The greatest ever? Many would argue that ‘The Master’ is.

His stats certainly set him out as a true deity of the sport: five World Championships for four different teams, a win percentage of 47% (24 wins out of 51 races) and the fact that he never finished any lower than fourth in any race that he competed in.

Born in the suburbs of Buenos Aries during 1911, Fangio spent many years successfully competing in South American long-distance races. Indeed when the Formula One Championship started in 1950, Fangio was already 38 and greatly experienced in racing high-end cars. The season ended in a rare loss for the great man, missing out on the title by three points to team mate at Alfa-Romeo, Giuseppe Farina, who was 44 at the time.

1951 was a much better year for Fangio, who secured his first Championship, winning the title from the ever improving Ferraris of Alberto Ascari and Jose Froilan Gonzales.

However, his bubble was burst before the start of the 1952 season. During a non-championship race at Monza, Fangio crashed heavily and broke his neck, although not life threatening, he was forced to miss the entire season handing the title to Ascari and his Ferrari (The Scuderia’s cars finished first and fourth in that years points table.)

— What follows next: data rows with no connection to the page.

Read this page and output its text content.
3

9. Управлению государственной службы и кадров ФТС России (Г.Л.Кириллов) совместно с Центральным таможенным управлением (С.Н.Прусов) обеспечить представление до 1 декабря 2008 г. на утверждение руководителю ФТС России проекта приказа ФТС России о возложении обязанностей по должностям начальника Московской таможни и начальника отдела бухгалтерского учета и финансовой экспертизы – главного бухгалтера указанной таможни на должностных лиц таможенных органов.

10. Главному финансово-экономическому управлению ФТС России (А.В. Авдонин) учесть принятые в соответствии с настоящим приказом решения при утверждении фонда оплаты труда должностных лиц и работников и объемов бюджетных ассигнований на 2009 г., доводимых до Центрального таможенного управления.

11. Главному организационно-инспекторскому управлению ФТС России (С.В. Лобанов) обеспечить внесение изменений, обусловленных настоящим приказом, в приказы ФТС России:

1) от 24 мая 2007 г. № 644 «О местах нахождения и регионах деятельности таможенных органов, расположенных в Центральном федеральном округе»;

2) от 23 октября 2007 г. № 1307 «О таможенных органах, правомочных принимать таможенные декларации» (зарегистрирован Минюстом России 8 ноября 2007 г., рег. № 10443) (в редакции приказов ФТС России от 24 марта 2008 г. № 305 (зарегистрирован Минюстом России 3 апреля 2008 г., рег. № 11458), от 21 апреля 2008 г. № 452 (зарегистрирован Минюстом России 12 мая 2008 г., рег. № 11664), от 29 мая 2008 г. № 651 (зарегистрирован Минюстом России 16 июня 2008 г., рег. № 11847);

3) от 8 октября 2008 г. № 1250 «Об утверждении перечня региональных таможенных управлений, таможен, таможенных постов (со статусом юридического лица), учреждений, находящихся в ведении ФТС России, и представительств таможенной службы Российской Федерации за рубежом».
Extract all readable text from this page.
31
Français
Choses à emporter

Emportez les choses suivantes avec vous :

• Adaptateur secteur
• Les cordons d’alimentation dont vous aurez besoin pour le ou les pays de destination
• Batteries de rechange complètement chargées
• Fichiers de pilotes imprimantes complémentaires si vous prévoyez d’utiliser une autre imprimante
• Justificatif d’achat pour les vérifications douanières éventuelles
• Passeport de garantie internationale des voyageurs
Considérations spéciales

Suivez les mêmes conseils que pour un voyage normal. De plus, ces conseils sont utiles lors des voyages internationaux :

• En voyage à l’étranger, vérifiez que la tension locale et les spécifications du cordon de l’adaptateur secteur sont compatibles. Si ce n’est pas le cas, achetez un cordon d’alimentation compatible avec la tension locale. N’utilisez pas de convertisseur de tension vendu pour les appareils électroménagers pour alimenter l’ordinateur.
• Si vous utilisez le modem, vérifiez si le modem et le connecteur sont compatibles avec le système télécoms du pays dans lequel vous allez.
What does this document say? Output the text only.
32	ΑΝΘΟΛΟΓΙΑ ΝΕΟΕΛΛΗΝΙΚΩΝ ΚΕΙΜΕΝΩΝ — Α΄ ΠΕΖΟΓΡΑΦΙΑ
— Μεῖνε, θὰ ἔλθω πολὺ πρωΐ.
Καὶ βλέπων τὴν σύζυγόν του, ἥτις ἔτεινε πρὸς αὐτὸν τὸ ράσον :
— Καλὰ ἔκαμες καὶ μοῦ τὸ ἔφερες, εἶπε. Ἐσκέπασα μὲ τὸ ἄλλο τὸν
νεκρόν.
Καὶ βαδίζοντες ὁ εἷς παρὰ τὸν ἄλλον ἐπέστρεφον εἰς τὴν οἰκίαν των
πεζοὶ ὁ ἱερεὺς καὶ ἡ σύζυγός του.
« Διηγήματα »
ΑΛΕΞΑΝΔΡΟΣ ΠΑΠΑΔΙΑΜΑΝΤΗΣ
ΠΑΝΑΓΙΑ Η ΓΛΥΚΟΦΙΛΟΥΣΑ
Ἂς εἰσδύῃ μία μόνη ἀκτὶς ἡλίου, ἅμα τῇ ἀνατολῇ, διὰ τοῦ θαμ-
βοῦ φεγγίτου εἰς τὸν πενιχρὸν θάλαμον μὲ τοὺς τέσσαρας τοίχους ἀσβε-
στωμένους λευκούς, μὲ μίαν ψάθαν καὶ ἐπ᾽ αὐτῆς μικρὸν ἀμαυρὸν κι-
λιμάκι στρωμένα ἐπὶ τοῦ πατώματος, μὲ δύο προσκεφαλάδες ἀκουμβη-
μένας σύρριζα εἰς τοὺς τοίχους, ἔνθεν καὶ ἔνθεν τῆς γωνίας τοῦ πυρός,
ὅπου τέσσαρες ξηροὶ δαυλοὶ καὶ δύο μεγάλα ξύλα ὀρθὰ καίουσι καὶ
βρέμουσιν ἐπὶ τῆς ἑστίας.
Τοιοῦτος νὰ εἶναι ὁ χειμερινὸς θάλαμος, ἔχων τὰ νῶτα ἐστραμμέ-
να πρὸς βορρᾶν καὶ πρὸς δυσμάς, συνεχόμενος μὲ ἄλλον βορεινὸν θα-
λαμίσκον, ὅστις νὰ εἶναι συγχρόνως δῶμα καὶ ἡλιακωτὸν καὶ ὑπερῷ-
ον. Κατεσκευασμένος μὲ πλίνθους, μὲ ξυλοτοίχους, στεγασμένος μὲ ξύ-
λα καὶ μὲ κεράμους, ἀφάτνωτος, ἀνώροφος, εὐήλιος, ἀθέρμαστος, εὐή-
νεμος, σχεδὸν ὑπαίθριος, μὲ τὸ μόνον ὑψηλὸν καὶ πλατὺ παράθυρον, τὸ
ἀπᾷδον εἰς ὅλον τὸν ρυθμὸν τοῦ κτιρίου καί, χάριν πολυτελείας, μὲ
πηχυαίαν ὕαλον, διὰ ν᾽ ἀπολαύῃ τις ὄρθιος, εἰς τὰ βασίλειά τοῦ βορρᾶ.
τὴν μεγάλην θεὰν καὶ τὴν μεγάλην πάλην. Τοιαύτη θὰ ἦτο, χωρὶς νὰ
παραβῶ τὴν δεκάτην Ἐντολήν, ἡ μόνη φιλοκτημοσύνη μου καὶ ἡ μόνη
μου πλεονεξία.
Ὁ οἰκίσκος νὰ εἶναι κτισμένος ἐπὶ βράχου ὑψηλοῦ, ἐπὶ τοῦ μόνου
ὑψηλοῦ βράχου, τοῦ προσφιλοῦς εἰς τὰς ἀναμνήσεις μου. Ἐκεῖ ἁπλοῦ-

When he returned, Fangio was racing for Maserati. However, he walked straight into Ascari’s hot streak, during which the Italian won his second consecutive title. Fangio at least managed to break the Ferrari stranglehold and finished second overall. The year after though, he stormed to the title with the highest points difference between first and second in the Championship since its inception. Fangio won in Argentina and Belgium in a Maserati and France, Germany, Switzerland and Italy in the Mercedes.

1955 saw Fangio partnered by young Brit, Stirling Moss. The two battled all through the season, winning five out of six races, including Moss’ debut win at the British Grand Prix, one of the greatest races of all time.

The rivalry got even tighter in 1956, with Mercedes withdrawing, Fangio moved to Ferrari whilst Moss went to Maserati. It was Fangio’s closest title win, with three points the gap back to Moss. The following season would be Fangio’s last and possibly his easiest to win, as he dominated the Championship, winning by 15 points from Moss. Aged 46 years and 41 days, Fangio became the oldest title winner in the history of F1.

Despite the fact Schumacher has won more titles many will point to the ease at which he did it, Fangio came back from two teams closing down, a broken neck and the march of time to become arguably the greatest driver that Formula 1 has ever seen.